CLEVELAND (AP) — After starting this season 23-10, the Chicago White Sox are heading in the opposite direction.

Swept on Sunday by the Cleveland Indians on Jose Ramirez’s bad-hop, walk-off single in the 10th inning against closer David Robertson (0-1), the White Sox have lost 26 of their last 36 games.

The 3-2 loss marked the second last at-bat win of the series for Cleveland and continued a troubling slide for the White Sox, who were one of baseball’s biggest surprises in the first two months.

“Got the contact we needed, ball just took a weird hop and a found hole and that was it,” Robertson said. “It’s like we just can’t get any good luck to go our way.”

With two outs and the bases loaded in the 10th, Ramirez hit a sharp grounder to Jose Abreu at first base. Abreu had a tough time reading the ball and slid to the dirt as the ball bounced past him, allowing Rajai Davis to score the winning run. Abreu thought about charging the chopper before the bounce, but felt he had only one option.

“The bounce was farther than what I was expecting,” Abreu said, through a translator. “My only alternative was to try to dive back and to see if I could catch the ball. It was a very tough play.”

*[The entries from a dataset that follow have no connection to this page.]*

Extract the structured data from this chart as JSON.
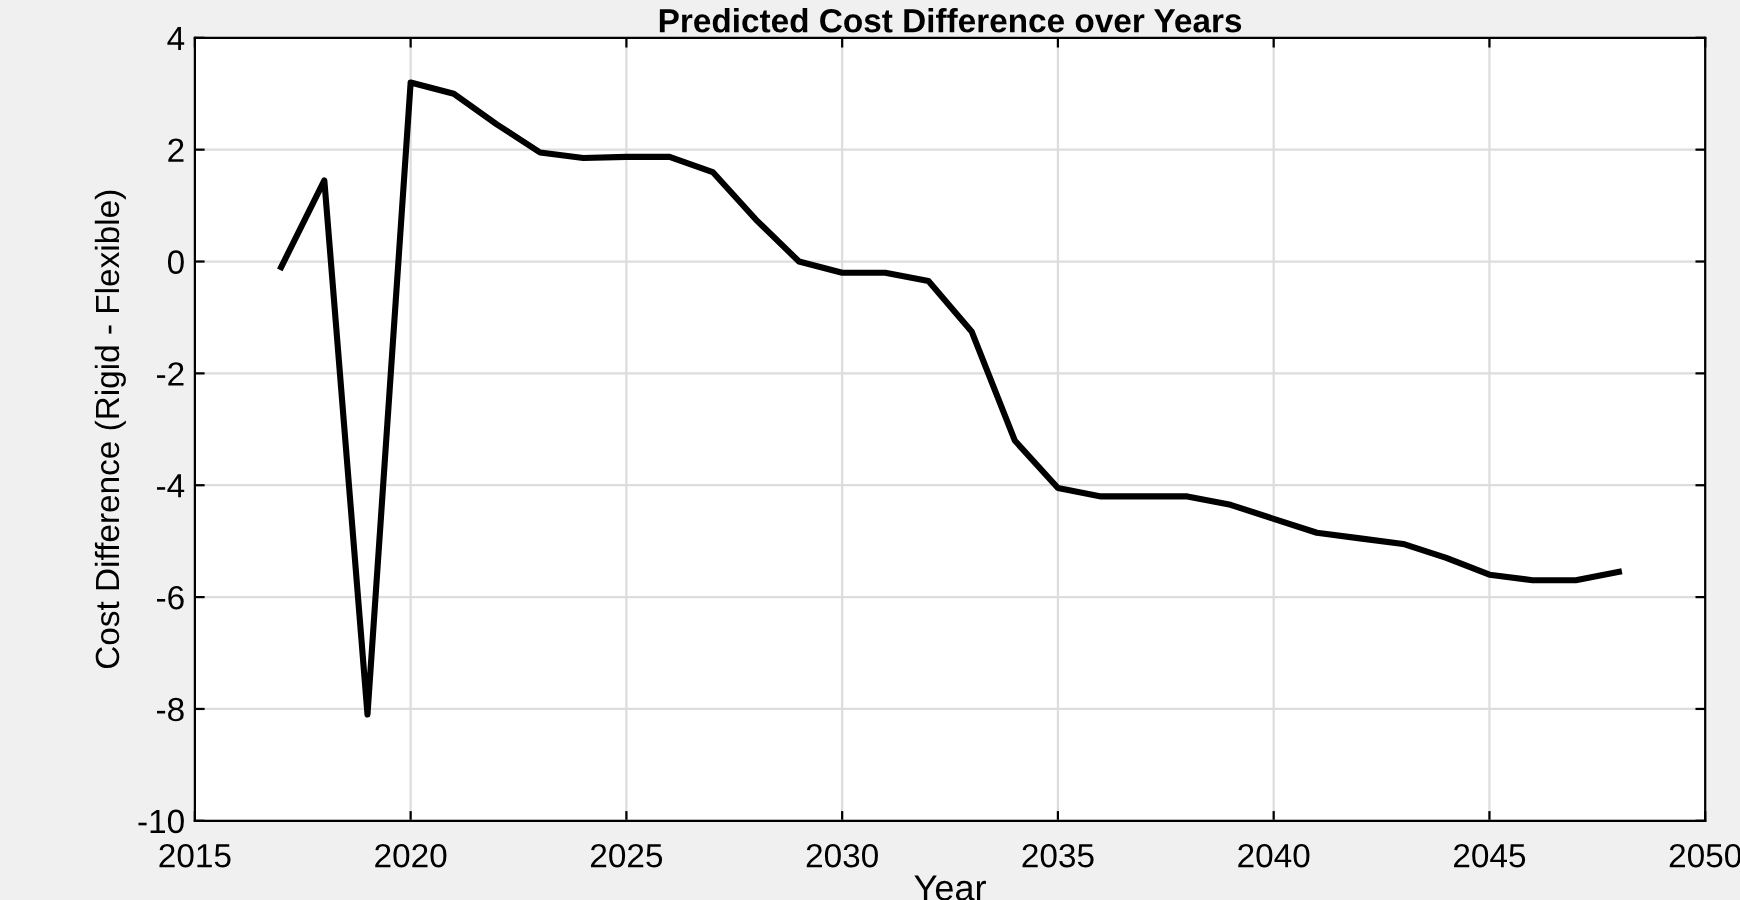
{
  "chart_data": {
    "type": "line",
    "title": "Predicted Cost Difference over Years",
    "xlabel": "Year",
    "ylabel": "Cost Difference (Rigid - Flexible)",
    "x": [
      2017,
      2018,
      2019,
      2020,
      2021,
      2022,
      2023,
      2024,
      2025,
      2026,
      2027,
      2028,
      2029,
      2030,
      2031,
      2032,
      2033,
      2034,
      2035,
      2036,
      2037,
      2038,
      2039,
      2040,
      2041,
      2042,
      2043,
      2044,
      2045,
      2046,
      2047,
      2048
    ],
    "series": [
      {
        "color": "#000000",
        "values": [
          -0.1,
          1.45,
          -8.1,
          3.2,
          3.0,
          2.45,
          1.95,
          1.85,
          1.87,
          1.87,
          1.6,
          0.75,
          0.0,
          -0.2,
          -0.2,
          -0.35,
          -1.25,
          -3.2,
          -4.05,
          -4.2,
          -4.2,
          -4.2,
          -4.35,
          -4.6,
          -4.85,
          -4.95,
          -5.05,
          -5.3,
          -5.6,
          -5.7,
          -5.7,
          -5.55
        ]
      }
    ],
    "xlim": [
      2015,
      2050
    ],
    "xticks": [
      2015,
      2020,
      2025,
      2030,
      2035,
      2040,
      2045,
      2050
    ],
    "ylim": [
      -10,
      4
    ],
    "yticks": [
      -10,
      -8,
      -6,
      -4,
      -2,
      0,
      2,
      4
    ],
    "grid": true,
    "marker": "none",
    "line_style": "solid",
    "legend": false
  }
}
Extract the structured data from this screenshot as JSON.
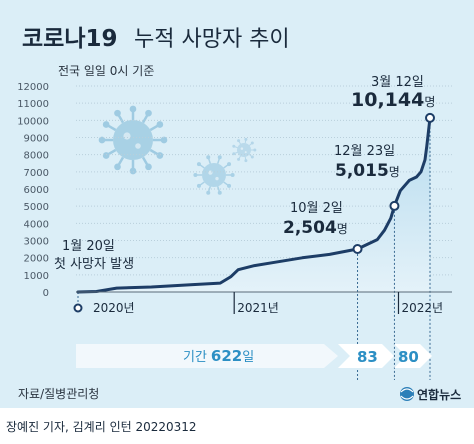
{
  "title_bold": "코로나19",
  "title_rest": "누적 사망자 추이",
  "subtitle": "전국 일일 0시 기준",
  "source": "자료/질병관리청",
  "credit": "장예진 기자, 김계리 인턴  20220312",
  "logo_text": "연합뉴스",
  "colors": {
    "background": "#d9ecf5",
    "line": "#1d3d66",
    "accent": "#2c8fc4",
    "arrow_light": "#eaf4fa",
    "arrow_dark": "#3b86b7"
  },
  "chart_data": {
    "type": "line",
    "title": "코로나19 누적 사망자 추이",
    "subtitle": "전국 일일 0시 기준",
    "ylim": [
      0,
      12000
    ],
    "yticks": [
      0,
      1000,
      2000,
      3000,
      4000,
      5000,
      6000,
      7000,
      8000,
      9000,
      10000,
      11000,
      12000
    ],
    "year_labels": [
      "2020년",
      "2021년",
      "2022년"
    ],
    "series": [
      {
        "x": [
          "2020-01-20",
          "2020-03-01",
          "2020-04-15",
          "2020-07-01",
          "2020-10-01",
          "2020-12-01",
          "2020-12-25",
          "2021-01-10",
          "2021-02-15",
          "2021-04-01",
          "2021-06-01",
          "2021-08-01",
          "2021-10-02",
          "2021-11-15",
          "2021-12-01",
          "2021-12-15",
          "2021-12-23",
          "2022-01-05",
          "2022-01-25",
          "2022-02-10",
          "2022-02-20",
          "2022-03-01",
          "2022-03-05",
          "2022-03-12"
        ],
        "y": [
          0,
          30,
          230,
          290,
          430,
          520,
          900,
          1300,
          1540,
          1730,
          1990,
          2190,
          2504,
          3050,
          3600,
          4300,
          5015,
          5900,
          6500,
          6700,
          7000,
          7700,
          8500,
          10144
        ]
      }
    ],
    "annotations": [
      {
        "date_label": "1월 20일",
        "value_label": "첫 사망자 발생",
        "x": "2020-01-20",
        "y": 0
      },
      {
        "date_label": "10월 2일",
        "value_label": "2,504",
        "unit": "명",
        "x": "2021-10-02",
        "y": 2504
      },
      {
        "date_label": "12월 23일",
        "value_label": "5,015",
        "unit": "명",
        "x": "2021-12-23",
        "y": 5015
      },
      {
        "date_label": "3월 12일",
        "value_label": "10,144",
        "unit": "명",
        "x": "2022-03-12",
        "y": 10144
      }
    ],
    "periods": [
      {
        "label_prefix": "기간",
        "value": "622",
        "unit": "일",
        "from": "2020-01-20",
        "to": "2021-10-02"
      },
      {
        "value": "83",
        "from": "2021-10-02",
        "to": "2021-12-23"
      },
      {
        "value": "80",
        "from": "2021-12-23",
        "to": "2022-03-12"
      }
    ]
  }
}
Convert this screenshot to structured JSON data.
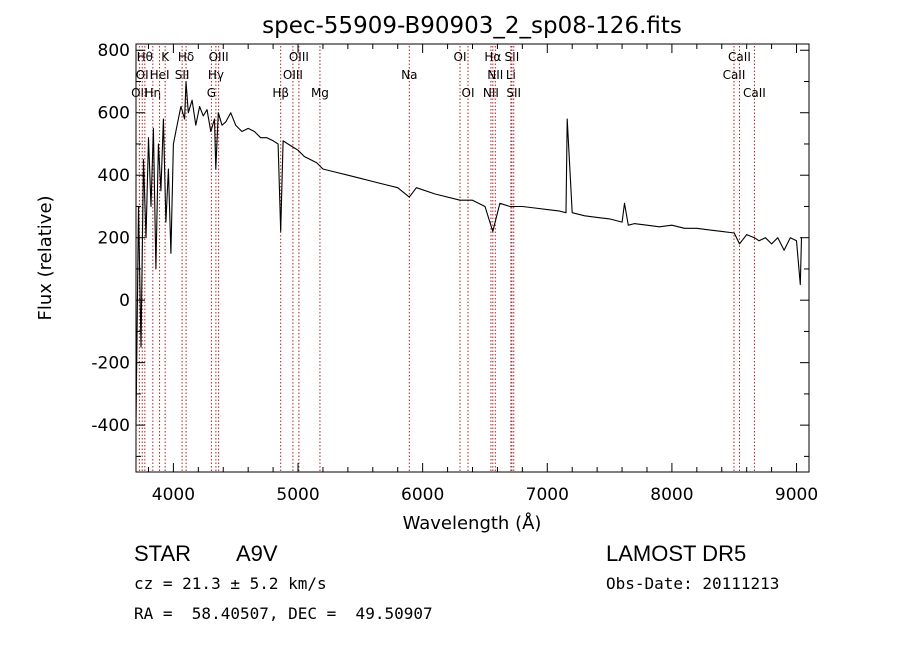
{
  "chart_data": {
    "type": "line",
    "title": "spec-55909-B90903_2_sp08-126.fits",
    "xlabel": "Wavelength (Å)",
    "ylabel": "Flux (relative)",
    "xlim": [
      3700,
      9100
    ],
    "ylim": [
      -550,
      820
    ],
    "xticks": [
      4000,
      5000,
      6000,
      7000,
      8000,
      9000
    ],
    "yticks": [
      -400,
      -200,
      0,
      200,
      400,
      600,
      800
    ],
    "grid": false,
    "line_color": "#000000",
    "marker_color": "#b22222",
    "series": [
      {
        "x": [
          3700,
          3720,
          3740,
          3760,
          3780,
          3800,
          3820,
          3840,
          3860,
          3880,
          3900,
          3920,
          3940,
          3960,
          3980,
          4000,
          4030,
          4060,
          4090,
          4101,
          4120,
          4150,
          4180,
          4210,
          4240,
          4270,
          4300,
          4330,
          4340,
          4360,
          4390,
          4420,
          4460,
          4500,
          4550,
          4600,
          4650,
          4700,
          4750,
          4800,
          4840,
          4861,
          4880,
          4920,
          4960,
          5000,
          5050,
          5100,
          5150,
          5200,
          5300,
          5400,
          5500,
          5600,
          5700,
          5800,
          5893,
          5950,
          6100,
          6300,
          6400,
          6500,
          6563,
          6620,
          6700,
          6800,
          6900,
          7000,
          7100,
          7150,
          7160,
          7200,
          7300,
          7400,
          7500,
          7600,
          7620,
          7650,
          7700,
          7800,
          7900,
          8000,
          8100,
          8200,
          8300,
          8400,
          8500,
          8542,
          8600,
          8662,
          8700,
          8750,
          8800,
          8850,
          8900,
          8950,
          9000,
          9030,
          9040
        ],
        "y": [
          -400,
          300,
          -150,
          450,
          200,
          520,
          300,
          550,
          100,
          500,
          350,
          580,
          250,
          420,
          150,
          500,
          560,
          620,
          580,
          700,
          600,
          640,
          560,
          620,
          590,
          610,
          540,
          580,
          420,
          600,
          560,
          570,
          600,
          560,
          540,
          550,
          540,
          520,
          520,
          510,
          500,
          220,
          510,
          500,
          490,
          480,
          460,
          450,
          440,
          420,
          410,
          400,
          390,
          380,
          370,
          360,
          330,
          360,
          340,
          320,
          320,
          300,
          220,
          310,
          300,
          300,
          295,
          290,
          285,
          280,
          580,
          280,
          270,
          265,
          260,
          250,
          310,
          240,
          245,
          240,
          235,
          240,
          230,
          230,
          225,
          220,
          215,
          180,
          210,
          200,
          190,
          200,
          180,
          200,
          160,
          200,
          190,
          50,
          200
        ]
      }
    ],
    "line_markers": [
      {
        "label": "OII",
        "wavelength": 3727,
        "row": 3
      },
      {
        "label": "OI",
        "wavelength": 3750,
        "row": 2
      },
      {
        "label": "Hθ",
        "wavelength": 3771,
        "row": 1
      },
      {
        "label": "Hη",
        "wavelength": 3835,
        "row": 3
      },
      {
        "label": "HeI",
        "wavelength": 3889,
        "row": 2
      },
      {
        "label": "K",
        "wavelength": 3934,
        "row": 1
      },
      {
        "label": "SII",
        "wavelength": 4070,
        "row": 2
      },
      {
        "label": "Hδ",
        "wavelength": 4102,
        "row": 1
      },
      {
        "label": "G",
        "wavelength": 4305,
        "row": 3
      },
      {
        "label": "Hγ",
        "wavelength": 4341,
        "row": 2
      },
      {
        "label": "OIII",
        "wavelength": 4363,
        "row": 1
      },
      {
        "label": "Hβ",
        "wavelength": 4861,
        "row": 3
      },
      {
        "label": "OIII",
        "wavelength": 4959,
        "row": 2
      },
      {
        "label": "OIII",
        "wavelength": 5007,
        "row": 1
      },
      {
        "label": "Mg",
        "wavelength": 5176,
        "row": 3
      },
      {
        "label": "Na",
        "wavelength": 5893,
        "row": 2
      },
      {
        "label": "OI",
        "wavelength": 6300,
        "row": 1
      },
      {
        "label": "OI",
        "wavelength": 6364,
        "row": 3
      },
      {
        "label": "NII",
        "wavelength": 6548,
        "row": 3
      },
      {
        "label": "Hα",
        "wavelength": 6563,
        "row": 1
      },
      {
        "label": "NII",
        "wavelength": 6583,
        "row": 2
      },
      {
        "label": "Li",
        "wavelength": 6708,
        "row": 2
      },
      {
        "label": "SII",
        "wavelength": 6716,
        "row": 1
      },
      {
        "label": "SII",
        "wavelength": 6731,
        "row": 3
      },
      {
        "label": "CaII",
        "wavelength": 8498,
        "row": 2
      },
      {
        "label": "CaII",
        "wavelength": 8542,
        "row": 1
      },
      {
        "label": "CaII",
        "wavelength": 8662,
        "row": 3
      }
    ]
  },
  "info": {
    "object_class": "STAR",
    "subclass": "A9V",
    "survey": "LAMOST DR5",
    "redshift": "cz = 21.3 ± 5.2 km/s",
    "obs_date": "Obs-Date: 20111213",
    "coords": "RA =  58.40507, DEC =  49.50907"
  }
}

Davis started the 10th with a double off Robertson and moved to third on a sacrifice by Jason Kipnis. Robertson loaded the bases with back-to-back intentional walks to Francisco Lindor and Mike Napoli, bringing up Carlos Santana, who hit a walk-off home run on Friday night.

Santana fouled out to third baseman Todd Frazier when the White Sox went with a five-man infield, before Ramirez hit the game-winning single.

“We were trying everything,” manager Robin Ventura said. “It’s a tough one to lose.”

Davis finished the day 4 for 5 with two singles, two doubles and two runs. Three of those hits came off White Sox starter Carlos Rodon, who allowed two runs on eight hits in 6 1/3 innings.

The White Sox couldn’t do much damage off of Indians starter Carlos Carrasco, who made his fourth start since coming off the disabled list with a strained left hamstring.

Chicago finished with two runs and five hits off of Carrasco, one of which was a solo home run by Melky Cabrera in the fourth inning.

Chicago’s other run came in the first inning, when Tim Anderson started the game with a double, took third on a sacrifice and scored on Abreu’s double to center.